U.S. inflation hit 8.5% last month, a slight cool-off from the previous monthly reading of 9.1% that was assisted by a drop in gasoline prices from early summer highs.

But while the deceleration may be an encouraging sign, Rubin says it’s always difficult to forecast where the economy is going.

“In all the time I’ve been involved in markets, I have learned that trying to make judgments on short- and intermediate-term market conditions is a fool’s game,” he said.

The only thing Americans can count on, Rubin said, is the knowledge that inflation in some form will remain reality for the foreseeable future.

“I think inflation pressures will remain strong,” he said, adding that a number of important factors—including the fragile state of U.S. relations with China and future fluctuations in oil prices—will play a large role in charting inflation’s path.

But while accurately predicting inflation might be impossible, Rubin gave his own “best guess” on its direction, and what may be in store for the U.S. economy next year.

Rubin said that while core inflation—the measure of inflation that strips away more price-volatile items including food and energy—could begin declining by the middle of next year, inflation in general will “remain a very serious problem” for most people, and that many may be unprepared for how severe or prolonged it is.

“[Inflation] may be more aggressive than markets are currently expecting it to be,” Rubin said.

Recession warnings

Rubin said that the Federal Reserve—which has for months stuck to an uncompromising policy of interest rate hikes to rein in inflation—was “behind the curve” when prices began rising last year.
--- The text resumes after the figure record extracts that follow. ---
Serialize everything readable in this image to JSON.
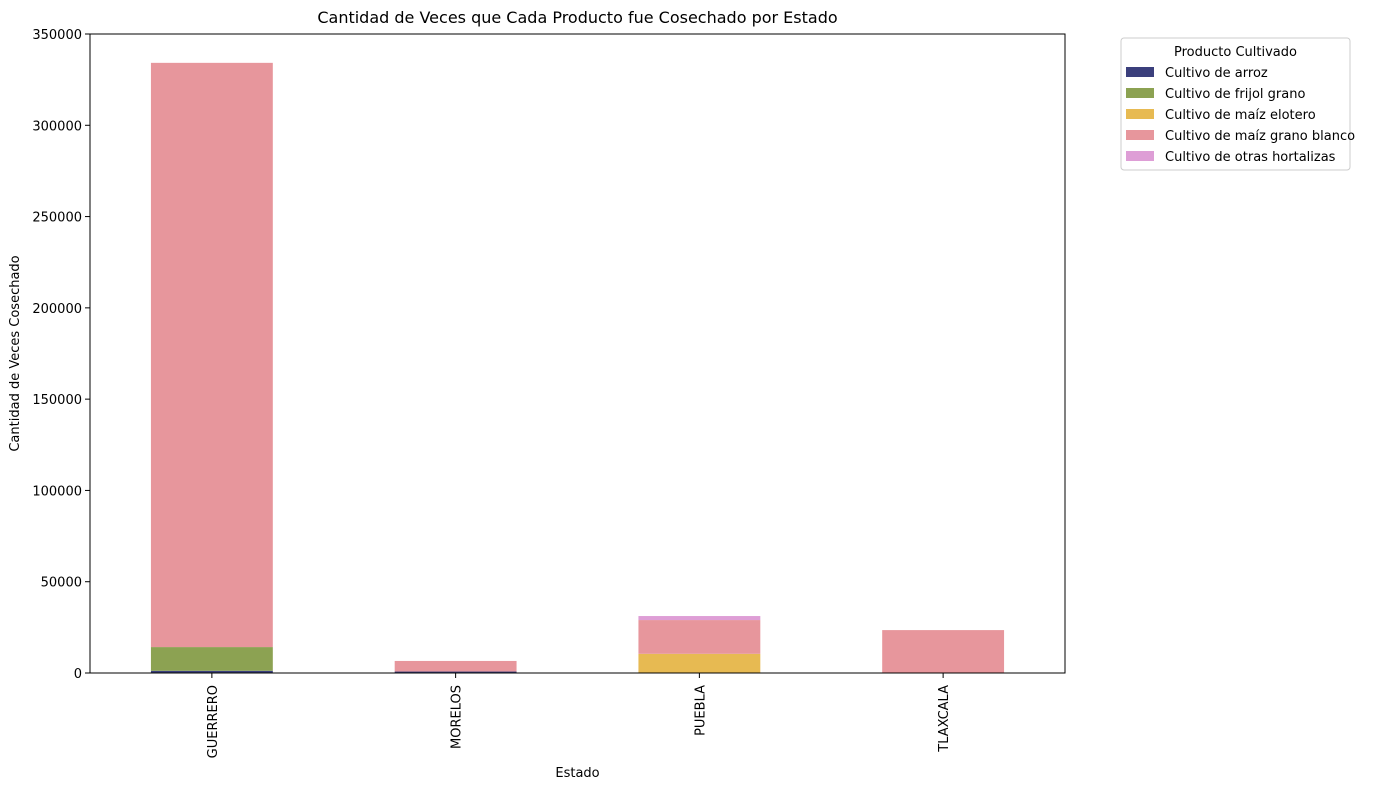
{
  "chart_data": {
    "type": "bar",
    "stacked": true,
    "title": "Cantidad de Veces que Cada Producto fue Cosechado por Estado",
    "xlabel": "Estado",
    "ylabel": "Cantidad de Veces Cosechado",
    "categories": [
      "GUERRERO",
      "MORELOS",
      "PUEBLA",
      "TLAXCALA"
    ],
    "ylim": [
      0,
      350000
    ],
    "yticks": [
      0,
      50000,
      100000,
      150000,
      200000,
      250000,
      300000,
      350000
    ],
    "ytick_labels": [
      "0",
      "50000",
      "100000",
      "150000",
      "200000",
      "250000",
      "300000",
      "350000"
    ],
    "grid": false,
    "legend": {
      "title": "Producto Cultivado",
      "placement": "outside-upper-right"
    },
    "series": [
      {
        "name": "Cultivo de arroz",
        "color": "#3b3f7c",
        "values": [
          1200,
          800,
          0,
          0
        ]
      },
      {
        "name": "Cultivo de frijol grano",
        "color": "#8ca252",
        "values": [
          13000,
          0,
          0,
          0
        ]
      },
      {
        "name": "Cultivo de maíz elotero",
        "color": "#e7ba52",
        "values": [
          0,
          0,
          10500,
          0
        ]
      },
      {
        "name": "Cultivo de maíz grano blanco",
        "color": "#e7969c",
        "values": [
          320000,
          5800,
          18500,
          23500
        ]
      },
      {
        "name": "Cultivo de otras hortalizas",
        "color": "#de9ed6",
        "values": [
          0,
          0,
          2200,
          0
        ]
      }
    ]
  }
}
In those comments, he joined fellow former Treasury Secretary Larry Summers, who was among the first last year to criticize the Fed for not doing enough about inflation early on.

Rubin conceded that the Federal Reserve “did catch up” with the growing inflationary crisis, but suggested it may have been too little, too late, and that an economic downturn may now be inevitable.

Last month, Fed Chair Jerome Powell said the central bank was readying itself to “bring some pain” to the U.S. economy, foreshadowing a probable third consecutive 0.75 percentage point hike to interest rates when Fed officials meet later this month.

The aggressive series of interest rate hikes have led many investors, banks, and economists to predict that a U.S. recession within the next year is inevitable—a view that Rubin shared on Thursday.

“The Fed is going to have to get very aggressive,” he said. “I think by the time we get into the next year, middle to the end of next year, it’s likely we will have a recession.”